For today’s blog post, I am going to speak to you about something close to my heart and that is my mental health and where I am at now. I am always very open and honest when it comes to my struggles with my mental health disorders. I think that if just one person out there can relate to what I am speaking about. Or if I can help one person, then I am doing something right. Sometimes suffering with your mental health can seem like an incredibly lonely pace, but the truth is that it doesn’t need to be if we open up the narrative.

In the early days when I was first diagnosed with OCD and depression, I felt out of control and in a rather dark place. There was so much stigma attached to the words and I was ashamed that I wasn’t like everybody else. It became a really hard pill to swallow and for some time I did wallow in self-pity. But then I realised that I could make something positive out of my mental health and I began to open up more than I ever had before. In this post, I am going to share where I am today and how my everyday life is impacted by my mental health.

 

My Mental Health and Where I Am At Now

 

My backstory.

In my late teens, I would get very wound up regarding things that should not have affected me as much. This intensified over the space of a few years. After much back and forth with the doctors and a private facility, I was diagnosed with OCD. My options at the time were to medicate the condition or just carry on as I was. I decided just to keep going and try to get a hold of how I was feeling. I made changes to my daily life to help manage my OCD. Throughout all of my efforts, at times my impulses and frustrations grew so large that I would sink into a deep depression. To the point where I could not get out of bed for weeks at a time, which is when I would have to rely on anti-depressants to make me more stable.

 

How I am these days.

As I said, these days after living with the condition for such a long time I can help to manage my everyday life and I stick to a routine which I know works for me. The past couple of years have been pretty uneventful with regards to my mental health. For the first time in a very long time, I felt like I was once again in control of my own mind. That was until the Coronavirus hit and every single routine and plan that I have worked hard to put in place over the past couple of years both with my personal and work life came crashing down and I was back at square one and in a blind panic. I sank into a depression again and the climb back to ‘normality’ was incredibly difficult for me.

 

My mental health and the pandemic. 

I was in a panic about catching the virus, and passing it on to my grandma whom I care for. My husband was still having to go to work and visit hospitals and I was simply terrified. My OCD is not normally centred around cleanliness, this was a new progression due to the pandemic. However, due to the virus and the climbing numbers in the number of deaths, I quickly grew fearful of leaving the house and everything that was happening around me. I was also working from home even though I felt safe in my own home. Quickly, I became very reclusive and that routine that I once longed for so much was ripped to shreds and I felt like I was going absolutely crazy trapped inside my own home. I stopped wanting to get up. Stopped wanting to get dressed in the morning. Stopped wanting to function like normal. I knew that when I was at home, I was safe.

 

How I am able to manage my day-to-day.

I quickly learnt that I do not respond well to medication. Even though it may help me get out of bed when I have sunk into a depression, I do not need medication every single day. That is because for the most part, I feel mentally stable for 95% of the time. In order to ensure that those deep depressions do not occur frequently, there are steps that I take in order to make sure that I am in a good place. For me, this involves getting all of my thoughts out of my head and getting them on paper – and by paper, I mean on to-do lists or Excel spreadsheets. I live my life by various documents that I keep up with and doing that, I feel like I unload my mental capacity and I feel worlds better for it.

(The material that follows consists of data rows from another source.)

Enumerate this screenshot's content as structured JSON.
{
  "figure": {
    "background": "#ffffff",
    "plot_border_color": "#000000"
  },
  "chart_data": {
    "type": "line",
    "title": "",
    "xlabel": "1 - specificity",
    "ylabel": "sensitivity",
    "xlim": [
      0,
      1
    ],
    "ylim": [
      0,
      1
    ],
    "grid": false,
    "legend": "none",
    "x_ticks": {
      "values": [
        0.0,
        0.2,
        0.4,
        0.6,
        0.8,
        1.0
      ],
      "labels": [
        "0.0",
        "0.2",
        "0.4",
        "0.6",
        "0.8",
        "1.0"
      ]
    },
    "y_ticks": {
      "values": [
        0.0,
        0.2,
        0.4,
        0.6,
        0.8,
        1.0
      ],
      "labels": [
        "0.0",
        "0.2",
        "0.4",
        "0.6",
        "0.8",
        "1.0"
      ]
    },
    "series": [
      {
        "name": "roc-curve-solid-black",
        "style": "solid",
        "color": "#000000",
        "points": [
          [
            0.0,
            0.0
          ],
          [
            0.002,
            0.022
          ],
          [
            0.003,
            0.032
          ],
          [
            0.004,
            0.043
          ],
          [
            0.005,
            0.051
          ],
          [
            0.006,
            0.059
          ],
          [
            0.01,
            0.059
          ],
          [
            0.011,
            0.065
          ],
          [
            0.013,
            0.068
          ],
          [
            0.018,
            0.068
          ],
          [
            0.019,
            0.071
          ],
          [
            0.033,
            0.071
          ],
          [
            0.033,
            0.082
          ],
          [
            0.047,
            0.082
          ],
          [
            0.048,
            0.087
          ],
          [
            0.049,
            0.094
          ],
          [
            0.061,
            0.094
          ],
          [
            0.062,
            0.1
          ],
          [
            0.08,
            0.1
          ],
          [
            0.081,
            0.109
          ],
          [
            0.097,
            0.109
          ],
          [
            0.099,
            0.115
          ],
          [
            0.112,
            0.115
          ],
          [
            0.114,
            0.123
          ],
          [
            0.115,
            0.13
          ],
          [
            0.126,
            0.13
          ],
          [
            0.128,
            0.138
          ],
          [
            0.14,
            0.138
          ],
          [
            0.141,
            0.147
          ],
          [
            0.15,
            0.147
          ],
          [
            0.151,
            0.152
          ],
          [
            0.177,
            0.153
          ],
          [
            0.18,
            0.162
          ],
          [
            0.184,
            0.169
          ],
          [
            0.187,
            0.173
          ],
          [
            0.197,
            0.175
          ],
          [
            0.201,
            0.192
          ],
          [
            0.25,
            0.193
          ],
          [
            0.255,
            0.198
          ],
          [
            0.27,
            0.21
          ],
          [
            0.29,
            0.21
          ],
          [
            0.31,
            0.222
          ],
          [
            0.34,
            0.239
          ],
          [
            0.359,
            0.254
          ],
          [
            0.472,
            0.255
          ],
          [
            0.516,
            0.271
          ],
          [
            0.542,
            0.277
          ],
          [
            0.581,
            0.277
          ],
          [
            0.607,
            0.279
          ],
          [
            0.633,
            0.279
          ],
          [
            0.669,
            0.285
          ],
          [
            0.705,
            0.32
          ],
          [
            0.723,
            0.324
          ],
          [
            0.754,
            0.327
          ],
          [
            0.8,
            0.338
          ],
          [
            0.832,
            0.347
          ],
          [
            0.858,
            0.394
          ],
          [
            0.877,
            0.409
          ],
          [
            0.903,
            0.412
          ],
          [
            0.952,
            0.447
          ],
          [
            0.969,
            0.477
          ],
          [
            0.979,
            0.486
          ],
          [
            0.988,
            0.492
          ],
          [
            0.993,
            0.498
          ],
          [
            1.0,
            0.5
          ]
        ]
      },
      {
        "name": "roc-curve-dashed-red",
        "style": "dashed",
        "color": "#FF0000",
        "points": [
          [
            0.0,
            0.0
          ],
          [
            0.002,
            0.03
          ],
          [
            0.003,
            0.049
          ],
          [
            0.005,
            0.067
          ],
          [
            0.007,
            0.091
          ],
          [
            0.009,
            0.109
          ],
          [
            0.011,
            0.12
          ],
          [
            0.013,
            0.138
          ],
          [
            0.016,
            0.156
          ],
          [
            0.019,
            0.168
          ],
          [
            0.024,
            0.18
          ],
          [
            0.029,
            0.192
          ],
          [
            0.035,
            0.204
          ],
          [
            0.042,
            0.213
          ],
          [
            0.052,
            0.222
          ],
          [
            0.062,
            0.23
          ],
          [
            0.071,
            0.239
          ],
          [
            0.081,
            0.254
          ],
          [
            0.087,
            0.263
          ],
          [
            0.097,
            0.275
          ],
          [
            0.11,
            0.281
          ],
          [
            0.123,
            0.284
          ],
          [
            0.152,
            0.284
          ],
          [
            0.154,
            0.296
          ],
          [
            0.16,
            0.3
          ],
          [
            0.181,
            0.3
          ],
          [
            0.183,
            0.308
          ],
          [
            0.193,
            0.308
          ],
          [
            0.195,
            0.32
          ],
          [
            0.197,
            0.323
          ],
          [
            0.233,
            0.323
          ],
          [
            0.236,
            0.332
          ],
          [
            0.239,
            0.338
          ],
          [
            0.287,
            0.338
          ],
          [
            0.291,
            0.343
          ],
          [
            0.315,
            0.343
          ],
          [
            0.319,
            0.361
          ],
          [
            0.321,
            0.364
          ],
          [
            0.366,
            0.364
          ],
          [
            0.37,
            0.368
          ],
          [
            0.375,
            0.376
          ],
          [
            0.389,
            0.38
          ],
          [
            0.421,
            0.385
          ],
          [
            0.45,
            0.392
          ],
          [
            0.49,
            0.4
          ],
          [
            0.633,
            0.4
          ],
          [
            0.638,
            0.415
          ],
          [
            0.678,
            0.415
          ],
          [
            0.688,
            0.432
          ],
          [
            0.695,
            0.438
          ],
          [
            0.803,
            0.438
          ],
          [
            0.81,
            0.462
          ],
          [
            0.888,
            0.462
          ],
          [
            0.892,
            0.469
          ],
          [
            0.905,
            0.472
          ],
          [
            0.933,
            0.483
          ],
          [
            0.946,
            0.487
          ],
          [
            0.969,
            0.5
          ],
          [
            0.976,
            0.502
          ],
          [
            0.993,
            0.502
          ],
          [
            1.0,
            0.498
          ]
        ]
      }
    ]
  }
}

Most people would look at the coping mechanisms that I carry out day to day and think that it is absolutely insane. However, it works for me and my mental health and that is what I need. Plus, I am incredibly good and confident about speaking to different folk about my mental health and I feel worlds better sometimes just vocalising how I am feeling.

 

My round-up.

I am not going to lie, and I will admit that it was an uphill climb to get to where I am today. This all took a hell of a lot of work. Throughout my life since my early diagnosis, I have been on and off antidepressants and there have been many trial-and-error periods. The main thing that I have learnt along the way is that no two people are the same when it comes to mental health. What works for me, would surely be a nightmare for somebody else and vice versa. I just need to continue to learn what works best for me and my headspace.

 

Like with most things in life, once you receive a mental health diagnosis, it is about coming to terms with things. I know that my journey with mental health certainly isn’t linear. There are times when I feel on top of the world, other times when I can feel myself crashing and times when I am rock-bottom. The more time passes, the more I become accustomed to how my mind works and I begin to think about. I just encourage anybody out there with either a new or existing mental health diagnosis to speak openly to people and get that off your chest.